Only once had Old Husband taken the trouble to check with Sophie, and Sophie had been loyal enough to reply, ‘Vi was settin’ by me all afternoon by the Pulaski, we set t’rough two stinky shows. One was white gorillas ’n the other was Carmen Bolero – he had two orchesters ’n did they make glad.

A girl like Violet, a warm one like that, to marry an old icicle like Stash Koskozka, whose need for her stopped when she’d finished warming up yesterday’s pierogi.

‘Still, if I’d hooked up with anyone but Old Man,’ Violet tried consoling herself, ‘I wouldn’t never have had the time to keep the punk out of jail. He couldn’t stay out of jail a week without me. With me watchin’ over him sometimes he stays out a whole month. Once he wasn’t in for six, I was certainly proud of him that time. Then he went ’n spoiled it all, gettin’ picked up twice the very next week – nothin’ serious of course. I keep him out of serious trouble.’

Stash’s curiosity seldom went beyond a vague wonder that she could consume so much Polish sausage; no matter how much of the stuff he hauled home there was usually no more than a single dry butt end around when he went to the icebox.

Yet, after the manner of simple hearts, Violet was confident that her secret was buried as deep as God’s toenails.

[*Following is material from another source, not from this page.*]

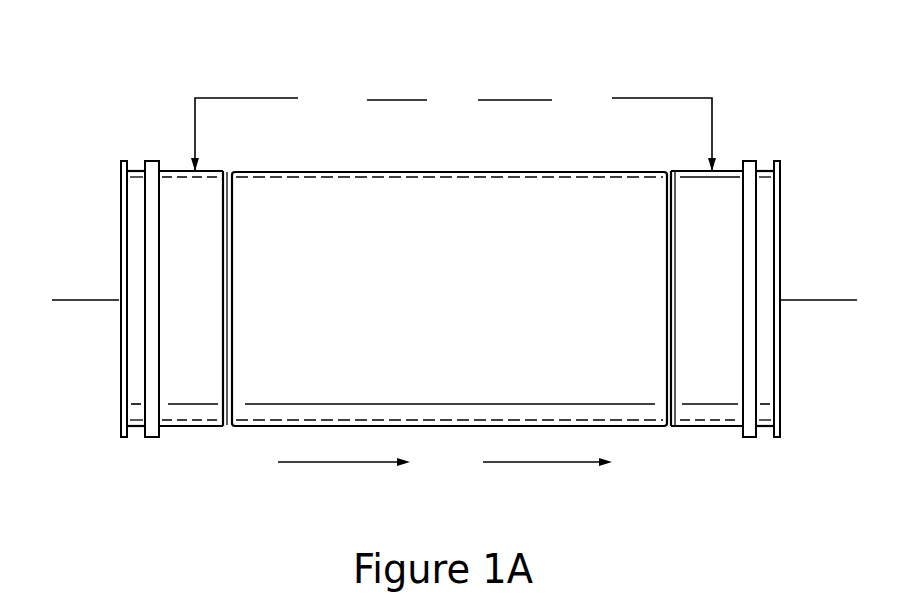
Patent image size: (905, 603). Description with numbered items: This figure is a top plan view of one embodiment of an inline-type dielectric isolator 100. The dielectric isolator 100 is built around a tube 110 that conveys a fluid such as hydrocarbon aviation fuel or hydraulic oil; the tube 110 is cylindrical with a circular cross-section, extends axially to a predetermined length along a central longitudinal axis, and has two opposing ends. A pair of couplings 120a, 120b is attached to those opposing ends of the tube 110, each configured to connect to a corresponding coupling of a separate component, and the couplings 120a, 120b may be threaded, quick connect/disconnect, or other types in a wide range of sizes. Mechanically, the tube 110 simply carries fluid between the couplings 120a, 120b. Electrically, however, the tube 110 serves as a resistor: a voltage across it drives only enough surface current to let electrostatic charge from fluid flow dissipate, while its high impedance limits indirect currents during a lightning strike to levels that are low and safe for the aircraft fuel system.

Scarcely a living soul in the whole great gray frame hotel nor in the one long bar below knew, she was sure. Except, of course, Sparrow’s buddy Frankie and her own best friend Sophie and trusty old Antek the Owner and one or two of the Tug & Maul’s more reliable barflies. She could swear that scarcely anyone from the Safari knew a thing – and who cared what those swishes thought anyhow? Unless that long, lean, lanky, sidewinding Fomorowski had picked up a whisper. At any rate Stash never spent in either bar, so it made no difference at all. They were all good guys by Antek the Owner and wouldn’t want to make trouble for a girl.

Though what in the world any redhead stacked like Vi could see in a shapeless bag of bones like the punk was one of those things those same good guys marveled upon. If one asked, Violet always made the same reply ‘What does any Division Street woman see in any Division Street punk?’

The fact was that to the Tug & Maul boys the punk sometimes seemed something clean off Division Street, if not out of the world. The only routine work he’d ever performed successfully was the window-peeping routine, conducted between 10 P.M. and midnight of midsummer evenings, which he’d called his ‘scraunching route.’